On Thursday, the Trump administration abruptly announced that it was ending the monthslong occupation of Minneapolis and St Paul by thousands of Immigration and Customs Enforcement (ICE) and Border Patrol officers. Donald Trump’s scandal-ridden “border czar,” Tom Homan, said that “a significant drawdown has already been underway this week and will continue to the next week.”
Some Minnesotans are understandably cautious. The administration’s decisions about any given issue can and do change from day to day and even hour to hour. If Homan does turn out to be true to his word in this case, though, it’s good that the operation that has terrorized the Twin Cities for months is finally coming to an end. It’s just nowhere near good enough.
After everything that’s happened since “Operation Metro Surge” started on December 4, achieving even the bare minimum of justice would mean serious efforts to repair the damage and bring the people who inflicted it to account.
Minnesota is very far from the Mexican border. It was chosen for a theatrical performance of the Trump administration’s anti-migrant fervor in large part because of a welfare fraud scandal that was flatly irrelevant to the stated mission of either ICE or the Border Patrol, since almost everyone involved was a US citizen.

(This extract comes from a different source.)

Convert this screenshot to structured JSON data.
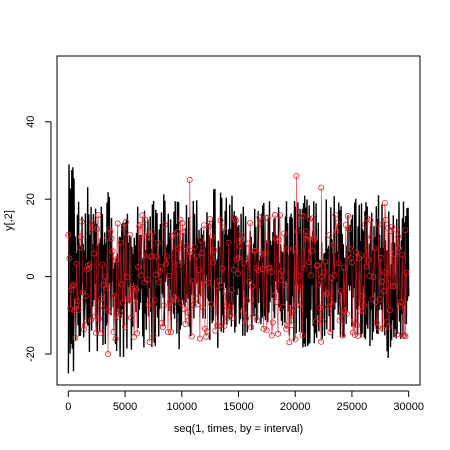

It’s likely that another contributing factor was Trump’s antipathy toward various Minnesota politicians like Governor Tim Walz and Rep. Ilhan Omar. Trump is so obsessed with Omar that he railed against the congresswoman in his speech at the World Economic Forum in Davos. And any doubt that this authoritarian show of force was motivated by considerations unrelated to immigration enforcement was removed by a January 24 letter to Walz from Attorney General Pam Bondi, where she held out the possibility of ending the operation in exchange for unrelated concessions like handing over the state’s voter rolls for federal examination.